FEDERAL PAYMENT of $65 million to the Crown Butte mining company to block a gold mine at the doorstep of Yellowstone National Park is the best way out of a bad situation. But it shouldn't be a precedent for future efforts to protect invaluable natural treasures from despoliation by mining.

If Congress agrees -- and that is a major hurdle -- the government would pay Crown Butte Resources with federal mineral royalties to abandon its plans. Despite charges of "goldmail," the firm would merely recover its costs and the expense of a comprehensive cleanup.

There is understandable concern that initial funding would be offset from a farmland conservation program dear to congressional leaders, and that the White House did not stick to its original plan to swap other federal properties with Crown Butte.

But suitable federal lands and buildings for exchange could not be found, unlike other deals made quietly over the years to conserve the integrity of federal lands and parks. Room for these negotiations was exceptionally limited.

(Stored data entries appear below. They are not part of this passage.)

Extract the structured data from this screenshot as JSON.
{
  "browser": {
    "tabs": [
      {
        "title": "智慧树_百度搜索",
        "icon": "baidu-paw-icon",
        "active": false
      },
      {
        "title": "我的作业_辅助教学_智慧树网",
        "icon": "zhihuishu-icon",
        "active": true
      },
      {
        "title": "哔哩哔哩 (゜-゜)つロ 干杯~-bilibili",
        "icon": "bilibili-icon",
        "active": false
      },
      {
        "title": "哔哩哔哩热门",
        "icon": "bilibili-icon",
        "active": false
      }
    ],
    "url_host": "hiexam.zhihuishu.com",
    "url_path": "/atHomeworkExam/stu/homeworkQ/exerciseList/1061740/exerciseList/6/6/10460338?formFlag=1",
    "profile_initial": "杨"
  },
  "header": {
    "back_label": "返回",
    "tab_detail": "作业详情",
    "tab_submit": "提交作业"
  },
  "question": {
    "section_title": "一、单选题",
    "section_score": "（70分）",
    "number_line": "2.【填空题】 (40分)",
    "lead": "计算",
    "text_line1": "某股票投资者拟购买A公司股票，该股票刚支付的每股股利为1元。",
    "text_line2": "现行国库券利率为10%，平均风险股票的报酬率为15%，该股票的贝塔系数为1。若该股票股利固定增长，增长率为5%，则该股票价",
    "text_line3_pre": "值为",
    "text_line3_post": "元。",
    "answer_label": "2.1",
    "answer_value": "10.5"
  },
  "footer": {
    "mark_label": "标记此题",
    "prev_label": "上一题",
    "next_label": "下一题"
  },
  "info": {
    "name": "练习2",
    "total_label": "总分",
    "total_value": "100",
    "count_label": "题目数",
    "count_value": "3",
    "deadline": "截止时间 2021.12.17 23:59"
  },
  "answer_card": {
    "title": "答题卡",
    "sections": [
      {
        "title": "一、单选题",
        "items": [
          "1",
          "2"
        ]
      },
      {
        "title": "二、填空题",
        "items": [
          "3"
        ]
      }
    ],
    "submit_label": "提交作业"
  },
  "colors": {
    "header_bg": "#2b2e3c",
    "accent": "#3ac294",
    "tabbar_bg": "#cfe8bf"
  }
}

Yet the administration had to act, and act promptly, to protect the nation's first national park. The cash payment (from Montana mineral leases) appeals to the mining firm. Congress should approve the deal, even if the financing would delay for a year the protection of 2 million acres of fragile, erodible farmland.

Gold mining wastes are toxic, the abandoned open-pit mines and dump heaps of tailings threatening to pollute waters with heavy minerals and poisons. Taxpayers have been saddled with heavy cleanup bills, even as precious rivers and lakes have been ruined. This is not an aesthetic blight, but a real threat to the natural environment and its creatures.

The 200-acre Crown Butte mine is on private land by the park. Compensation was the only solution. But some 6,000 other mining claims remain within the Yellowstone ecosystem.

This ongoing threat must be met with tougher environmental rules and enforcement, to halt destructive activities that imperil sensitive, irreplaceable public patrimony.

Overhaul of the 19th century mining law is also overdue, to limit mining claims and mines on public properties and to avoid exorbitant taxpayer buyouts. That lesson should be dearly learned from the Crown Butte experience.